Lucca, ricatto sessuale per il video in rete: imprenditore paga e poi denuncia
Donna incontrata sul web minaccia di divulgare filmati che lo ritraggono nudo
LUCCA. Attenzione agli incontri piccanti in rete perché dietro la richiesta di amicizia può nascondersi un ricatto sessuale online. La polizia postale e i carabinieri nel solo mese di agosto hanno ricevuto decine e decine di denunce di persone – adolescenti, giovani, adulti e anziani – vittime di sextortion con i protagonisti delle truffe che creano profili falsi su social network, app di dating o chat conquistando la fiducia della vittima e fingendo un interesse di natura sentimentale o sessuale per indurla a inviare foto o video intimi, oppure a registrare di nascosto videochiamate a sfondo sessuale tramite screenshot.
L’ultimo caso è avvenuto 12 giorni fa con il protagonista, un cinquantenne imprenditore della Lucchese, terrorizzato dal rischio di vedere pubblicati su Internet video che lo ritraevano nudo e che avrebbero avuto un impatto devastante sulla sua reputazione nella cerchia di amici, clienti e fornitori ha eseguito tre pagamenti su altrettante carte postpay prepagate su conti differenti e per un importo che supera mille euro.
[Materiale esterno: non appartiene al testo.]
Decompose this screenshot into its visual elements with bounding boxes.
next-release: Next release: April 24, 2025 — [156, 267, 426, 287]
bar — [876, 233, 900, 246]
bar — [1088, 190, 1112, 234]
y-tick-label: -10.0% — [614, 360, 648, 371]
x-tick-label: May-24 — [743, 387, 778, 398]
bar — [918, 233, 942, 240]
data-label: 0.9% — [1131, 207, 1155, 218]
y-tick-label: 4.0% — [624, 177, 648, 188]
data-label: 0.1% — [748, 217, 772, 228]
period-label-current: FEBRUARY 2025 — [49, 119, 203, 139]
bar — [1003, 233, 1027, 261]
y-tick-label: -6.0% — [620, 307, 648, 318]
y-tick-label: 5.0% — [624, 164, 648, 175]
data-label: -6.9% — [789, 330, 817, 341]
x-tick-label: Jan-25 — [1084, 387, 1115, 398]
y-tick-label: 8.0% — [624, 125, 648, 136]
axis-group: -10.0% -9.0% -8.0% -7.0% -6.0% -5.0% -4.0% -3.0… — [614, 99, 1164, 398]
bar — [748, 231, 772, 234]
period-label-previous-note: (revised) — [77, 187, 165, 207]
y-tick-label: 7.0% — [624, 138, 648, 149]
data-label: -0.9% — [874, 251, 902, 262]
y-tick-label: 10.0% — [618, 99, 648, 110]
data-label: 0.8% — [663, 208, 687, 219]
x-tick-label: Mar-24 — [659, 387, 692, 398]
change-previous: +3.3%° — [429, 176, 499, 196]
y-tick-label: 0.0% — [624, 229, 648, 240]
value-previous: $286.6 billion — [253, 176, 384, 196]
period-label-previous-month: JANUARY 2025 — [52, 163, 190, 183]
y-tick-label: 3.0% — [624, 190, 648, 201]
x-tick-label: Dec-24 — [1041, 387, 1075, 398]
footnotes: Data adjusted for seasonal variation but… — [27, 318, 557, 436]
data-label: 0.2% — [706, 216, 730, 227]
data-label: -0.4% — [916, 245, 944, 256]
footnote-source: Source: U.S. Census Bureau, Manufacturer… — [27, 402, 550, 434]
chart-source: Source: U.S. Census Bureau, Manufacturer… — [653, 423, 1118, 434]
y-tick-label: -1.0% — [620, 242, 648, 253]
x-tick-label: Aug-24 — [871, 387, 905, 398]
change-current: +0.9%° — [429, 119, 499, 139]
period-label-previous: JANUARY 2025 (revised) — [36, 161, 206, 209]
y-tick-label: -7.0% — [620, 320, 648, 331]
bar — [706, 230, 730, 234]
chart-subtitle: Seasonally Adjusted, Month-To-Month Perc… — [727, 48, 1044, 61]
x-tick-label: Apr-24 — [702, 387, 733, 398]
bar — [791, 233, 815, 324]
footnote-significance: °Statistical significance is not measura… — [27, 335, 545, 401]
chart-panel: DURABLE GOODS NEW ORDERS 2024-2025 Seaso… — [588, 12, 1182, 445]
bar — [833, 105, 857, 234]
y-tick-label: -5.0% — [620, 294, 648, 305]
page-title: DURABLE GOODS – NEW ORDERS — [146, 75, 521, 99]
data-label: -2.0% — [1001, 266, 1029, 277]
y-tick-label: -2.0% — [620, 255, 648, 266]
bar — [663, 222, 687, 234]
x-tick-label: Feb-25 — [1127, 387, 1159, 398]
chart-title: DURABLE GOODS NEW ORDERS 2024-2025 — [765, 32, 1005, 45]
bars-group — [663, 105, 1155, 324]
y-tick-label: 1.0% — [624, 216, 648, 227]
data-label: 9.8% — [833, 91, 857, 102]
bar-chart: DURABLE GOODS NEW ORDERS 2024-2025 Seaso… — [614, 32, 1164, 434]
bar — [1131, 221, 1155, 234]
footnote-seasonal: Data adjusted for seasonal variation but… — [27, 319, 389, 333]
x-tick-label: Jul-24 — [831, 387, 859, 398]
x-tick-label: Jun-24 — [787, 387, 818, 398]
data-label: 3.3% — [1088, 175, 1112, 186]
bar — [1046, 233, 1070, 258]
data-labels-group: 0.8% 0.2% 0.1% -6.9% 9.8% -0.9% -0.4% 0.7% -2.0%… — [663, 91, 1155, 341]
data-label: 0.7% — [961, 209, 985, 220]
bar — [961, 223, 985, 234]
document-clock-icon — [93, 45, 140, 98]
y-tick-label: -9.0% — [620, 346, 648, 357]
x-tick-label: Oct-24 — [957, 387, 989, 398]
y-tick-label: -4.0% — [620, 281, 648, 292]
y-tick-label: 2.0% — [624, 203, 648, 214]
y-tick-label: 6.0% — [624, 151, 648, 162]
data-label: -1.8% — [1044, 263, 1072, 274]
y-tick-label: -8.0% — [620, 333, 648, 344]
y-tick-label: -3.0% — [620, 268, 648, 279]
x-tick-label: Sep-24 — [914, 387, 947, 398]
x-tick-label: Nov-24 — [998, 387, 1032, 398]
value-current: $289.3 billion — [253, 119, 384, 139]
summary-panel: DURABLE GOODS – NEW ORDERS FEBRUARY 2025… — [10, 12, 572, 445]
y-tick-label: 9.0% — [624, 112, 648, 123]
Solo alla richiesta di un quarto versamento, questa volta da mille euro, l’uomo d’affari ha deciso di non cedere ulteriormente alle minacce e si è rivolto alla polizia.
I fatti
Poco più di due settimane fa l’imprenditore accetta sul suo profilo Fb la richiesta di amicizia di una donna, dalla foto apparentemente di 40 anni. Inizia a interagire in rete scambiando opinioni e cercando interessi comuni. Con il passare dei minuti l’attrazione dell’impresario per la donna cresce sempre di più tanto che la conversazione si sposta sulla piattaforma Messanger.
Videochiamate hard
Sulla piattaforma gratuita di messaggistica istantanea il quadro cambia radicalmente. Il dialogo diventa più intimo: la donna invia una videochiamata in cui si mostra completamente nuda e in atteggiamenti provocanti e libidinosi. L’imprenditore a quel punto lascia andare i freni inibitori: risponde alla video call assumendo, completamente nudo, un atteggiamento ammiccante e malizioso.
Il ricatto sessuale
Pochi minuti dopo la fine dell’eccitante videochiamata l’imprenditore inizia a ricevere messaggi dalla quarantenne con la minaccia di pubblicare in rete il video intimo e le foto che le aveva scattato che lo ritraevano spogliato e in atteggiamenti inequivocabili. Terrorizzato dalle possibili conseguenze sulla sua vita e sul suo lavoro, il cinquantenne eseguendo le richieste della donna conosciuta in rete esegue tre transazione – due da 300 euro e una da 500 euro – su altrettante carte postpay. Il giorno successivo riceve dall’adescatrice sessuale assicurazioni che il video in questione non sarebbe stato pubblicato avviandosi alla distruzione.
Altra minaccia e denuncia
24 ore dopo invece l’impresario viene contattato da un numero Whatsapp corrispondente a una persona che sosteneva di avere il filmato e le foto che lo ritraggono nudo e minacciava di pubblicarle se non vengono versati mille euro su una carta postepay. Minacce che si ripetono pressanti per alcuni giorni sino quando il cinquantenne, spaventato per le possibili conseguenze, si è rivolto alla polizia che avrebbe individuato 4 persone, tre delle quali immigrati dall’Africa e residenti in Campania.